Virginia Magazine of History and Biography
The Deadly Politics of Giving: Exchange and Violence at Ajacan, Roanoke, and Jamestown • Seth Mallios • Tuscaloosa: University of Alabama Press, 2006 • xiv, 150 pp. • $44.75 cloth; $21.50 paper
Reviewed by James Taylor Carson, associate professor of history at Queen's University, Kingston, Ontario, Canada. He is the author of Searching for the Bright Past: The Mississippi Choctaws from Prehistory to Removal (1999).
In The Deadly Politics of Giving, anthropologist Seth Mallios compares and contrasts encounters between Algonquians and Europeans at three early outposts of European colonization: a 1570 Spanish Jesuit mission on Chesapeake Bay, the 1580s English settlements on Roanoke Island, and the 1607 Jamestown colony.

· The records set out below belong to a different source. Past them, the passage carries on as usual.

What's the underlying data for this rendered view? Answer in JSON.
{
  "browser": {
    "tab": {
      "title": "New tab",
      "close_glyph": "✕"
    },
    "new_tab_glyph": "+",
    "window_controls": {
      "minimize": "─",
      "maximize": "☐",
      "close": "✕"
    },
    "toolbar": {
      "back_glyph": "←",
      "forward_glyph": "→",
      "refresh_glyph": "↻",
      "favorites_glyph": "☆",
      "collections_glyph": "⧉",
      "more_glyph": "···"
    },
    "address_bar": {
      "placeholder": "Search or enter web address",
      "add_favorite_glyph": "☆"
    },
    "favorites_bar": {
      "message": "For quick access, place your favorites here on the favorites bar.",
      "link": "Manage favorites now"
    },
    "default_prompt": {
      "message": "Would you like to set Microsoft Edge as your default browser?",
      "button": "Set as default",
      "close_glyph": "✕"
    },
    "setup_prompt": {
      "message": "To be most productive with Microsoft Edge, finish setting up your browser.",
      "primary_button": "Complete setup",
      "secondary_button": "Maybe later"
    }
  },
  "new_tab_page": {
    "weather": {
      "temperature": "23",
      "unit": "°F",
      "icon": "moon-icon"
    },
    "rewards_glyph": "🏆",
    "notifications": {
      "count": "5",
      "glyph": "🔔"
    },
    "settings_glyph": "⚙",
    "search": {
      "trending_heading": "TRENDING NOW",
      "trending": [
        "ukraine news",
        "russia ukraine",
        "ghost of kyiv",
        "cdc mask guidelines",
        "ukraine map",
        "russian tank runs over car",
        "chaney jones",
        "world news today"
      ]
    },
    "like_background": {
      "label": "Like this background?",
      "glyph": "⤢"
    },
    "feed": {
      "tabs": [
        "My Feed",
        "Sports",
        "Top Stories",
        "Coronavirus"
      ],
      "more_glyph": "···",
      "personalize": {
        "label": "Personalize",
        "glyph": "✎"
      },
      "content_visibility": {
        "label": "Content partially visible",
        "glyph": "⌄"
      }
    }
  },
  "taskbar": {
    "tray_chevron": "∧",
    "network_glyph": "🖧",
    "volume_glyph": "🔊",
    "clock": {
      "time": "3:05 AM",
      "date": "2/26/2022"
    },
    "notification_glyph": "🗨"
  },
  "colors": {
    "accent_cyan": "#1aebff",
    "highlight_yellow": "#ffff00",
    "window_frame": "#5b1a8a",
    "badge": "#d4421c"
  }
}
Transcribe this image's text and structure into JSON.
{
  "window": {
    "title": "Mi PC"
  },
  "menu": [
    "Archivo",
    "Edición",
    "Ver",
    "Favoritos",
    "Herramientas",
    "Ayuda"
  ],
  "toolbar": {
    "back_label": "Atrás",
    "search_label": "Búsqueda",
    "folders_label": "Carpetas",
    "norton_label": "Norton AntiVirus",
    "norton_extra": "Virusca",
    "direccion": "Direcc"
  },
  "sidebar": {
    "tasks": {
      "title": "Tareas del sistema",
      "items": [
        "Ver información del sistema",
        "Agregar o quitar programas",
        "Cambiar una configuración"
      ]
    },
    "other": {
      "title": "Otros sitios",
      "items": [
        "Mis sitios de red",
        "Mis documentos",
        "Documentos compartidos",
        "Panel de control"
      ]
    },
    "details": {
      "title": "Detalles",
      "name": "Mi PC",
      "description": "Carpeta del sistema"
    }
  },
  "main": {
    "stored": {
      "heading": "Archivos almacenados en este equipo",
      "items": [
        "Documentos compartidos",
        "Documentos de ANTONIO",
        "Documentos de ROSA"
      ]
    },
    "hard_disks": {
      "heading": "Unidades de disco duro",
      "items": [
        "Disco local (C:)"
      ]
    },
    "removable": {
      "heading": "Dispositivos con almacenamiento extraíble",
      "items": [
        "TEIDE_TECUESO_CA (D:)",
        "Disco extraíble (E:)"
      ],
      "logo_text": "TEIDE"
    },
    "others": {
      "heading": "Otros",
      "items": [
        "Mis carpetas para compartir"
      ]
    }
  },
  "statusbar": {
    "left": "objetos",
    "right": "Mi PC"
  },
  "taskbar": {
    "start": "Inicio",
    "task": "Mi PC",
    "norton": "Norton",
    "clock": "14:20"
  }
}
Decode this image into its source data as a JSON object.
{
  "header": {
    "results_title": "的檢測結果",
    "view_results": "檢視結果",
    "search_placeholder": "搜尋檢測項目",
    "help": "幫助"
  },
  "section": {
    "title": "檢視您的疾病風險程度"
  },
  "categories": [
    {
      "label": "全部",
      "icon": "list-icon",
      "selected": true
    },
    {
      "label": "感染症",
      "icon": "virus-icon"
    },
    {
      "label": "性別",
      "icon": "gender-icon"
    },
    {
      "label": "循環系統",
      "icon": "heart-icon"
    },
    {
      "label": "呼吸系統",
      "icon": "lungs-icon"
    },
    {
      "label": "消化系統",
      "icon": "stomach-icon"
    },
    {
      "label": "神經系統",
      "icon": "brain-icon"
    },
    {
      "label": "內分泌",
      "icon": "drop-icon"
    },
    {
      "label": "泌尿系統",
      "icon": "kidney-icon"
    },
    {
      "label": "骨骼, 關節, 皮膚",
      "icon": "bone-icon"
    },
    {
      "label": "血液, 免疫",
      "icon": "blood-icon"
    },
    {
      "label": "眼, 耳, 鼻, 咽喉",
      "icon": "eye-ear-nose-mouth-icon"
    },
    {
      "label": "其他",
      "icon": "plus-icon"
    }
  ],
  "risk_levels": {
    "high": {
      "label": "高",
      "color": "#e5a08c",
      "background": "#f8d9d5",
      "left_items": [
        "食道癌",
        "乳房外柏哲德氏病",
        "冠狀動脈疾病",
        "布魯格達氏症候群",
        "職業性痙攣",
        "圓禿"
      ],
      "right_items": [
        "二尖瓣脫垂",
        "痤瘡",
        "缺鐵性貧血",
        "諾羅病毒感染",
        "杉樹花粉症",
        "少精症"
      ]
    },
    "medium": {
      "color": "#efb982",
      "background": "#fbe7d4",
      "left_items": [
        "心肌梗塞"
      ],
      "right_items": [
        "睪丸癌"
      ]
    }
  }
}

Mallios is most interested in the exchange patterns that characterized the early days of each colonial enterprise and the relationship between such exchanges and colonial violence. In the end Mallios finds a common pattern in which colonists initially accept the gift-giving parameters of native diplomacy, but over time they fail to appreciate the moral power of such relationships. As the invaders attempted to shift the nature of exchange from gift-giving to trade, they antagonized their partners and gave rise to any number of retaliatory and punitive actions.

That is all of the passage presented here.